9. Oszustwa telekomunikacyjne kosztują 29 mld euro rocznie (!)

Europol w raporcie Cyber ​​Telecom Crime 2019 podaje, że oszustwa telekomunikacyjne kosztują przemysł i klientów końcowych przeszło 29 mld euro rocznie.

Autorzy raportu utrzymują, że oszustwa telekomunikacyjne postrzegane są przez grupy przestępcze jako mniej ryzykowne od tradycyjnych przestępstw finansowych, a ich liczba nieustannie rośnie. Jednej z przyczyn upatruje się w braku kontroli przeciwdziałających praniu brudnych pieniędzy, będących nieodłącznym elementem funkcjonowania sektora finansowego.

Za wzrostem tej statystyki stoją grupy prowadzące transgraniczną działalność przestępczą. Sponsorowane są niejednokrotnie przez upadłe kraje, które dzięki oszustwom zasilają państwową kasę.

International Revenue Sharing Fraud (IRSF) to najbardziej znana forma oszustwa telefonicznego. Przestępcy wykorzystują numery telefonów o podwyższonej opłacie i starają się nakłonić ofiary do odebrania połączeń z takich numerów. Inną metodą jest dzwonienie i rozłączanie się z nadzieją, że część osób na taki numer oddzwoni. W obu przypadkach nasze działanie zasili konto przestępców, narażając nas na dodatkowe opłaty. Łańcuchy IRSF wykorzystane bywają również do prania brudnych pieniędzy.
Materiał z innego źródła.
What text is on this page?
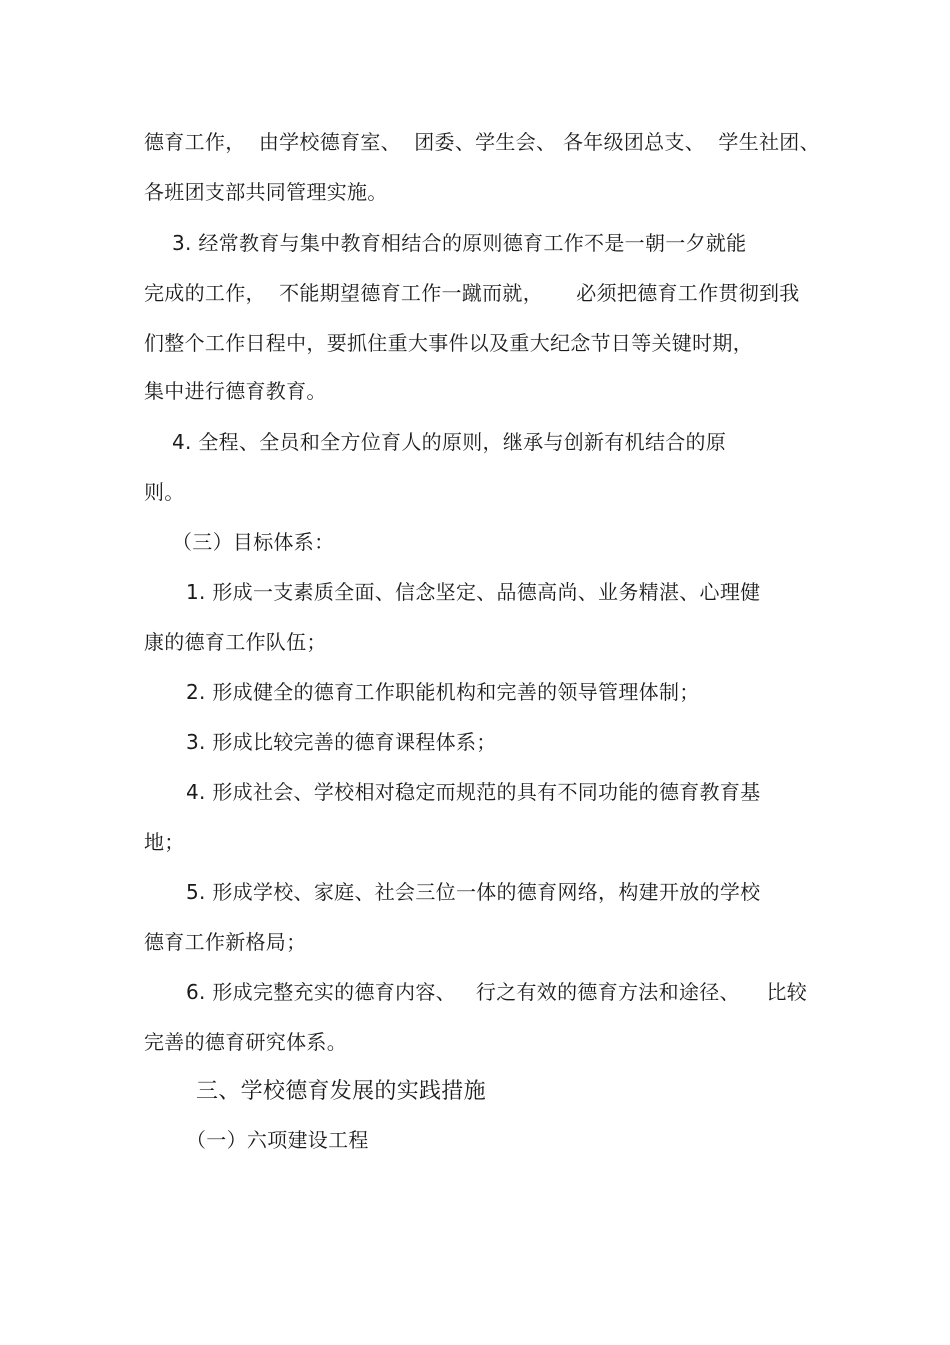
德育工作，  由学校德育室、  团委、学生会、 各年级团总支、  学生社团、
各班团支部共同管理实施。
3. 经常教育与集中教育相结合的原则德育工作不是一朝一夕就能
完成的工作，  不能期望德育工作一蹴而就，     必须把德育工作贯彻到我
们整个工作日程中，要抓住重大事件以及重大纪念节日等关键时期，
集中进行德育教育。
4. 全程、全员和全方位育人的原则，继承与创新有机结合的原
则。
（三）目标体系：
1. 形成一支素质全面、信念坚定、品德高尚、业务精湛、心理健
康的德育工作队伍；
2. 形成健全的德育工作职能机构和完善的领导管理体制；
3. 形成比较完善的德育课程体系；
4. 形成社会、学校相对稳定而规范的具有不同功能的德育教育基
地；
5. 形成学校、家庭、社会三位一体的德育网络，构建开放的学校
德育工作新格局；
6. 形成完整充实的德育内容、   行之有效的德育方法和途径、    比较
完善的德育研究体系。
三、学校德育发展的实践措施
（一）六项建设工程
Autorzy raportu zachęcają dostawców usług telekomunikacyjnych do współpracy ze specjalnie utworzoną grupą Europolu EC3 CyTel. Wzajemne informowanie się, wymiana doświadczeń na temat technik i sposobów działania grup przestępczych ma być sposobem na skuteczne przeciwdziałanie tej coraz poważniejszej formie międzynarodowej cyberprzestępczości… oby.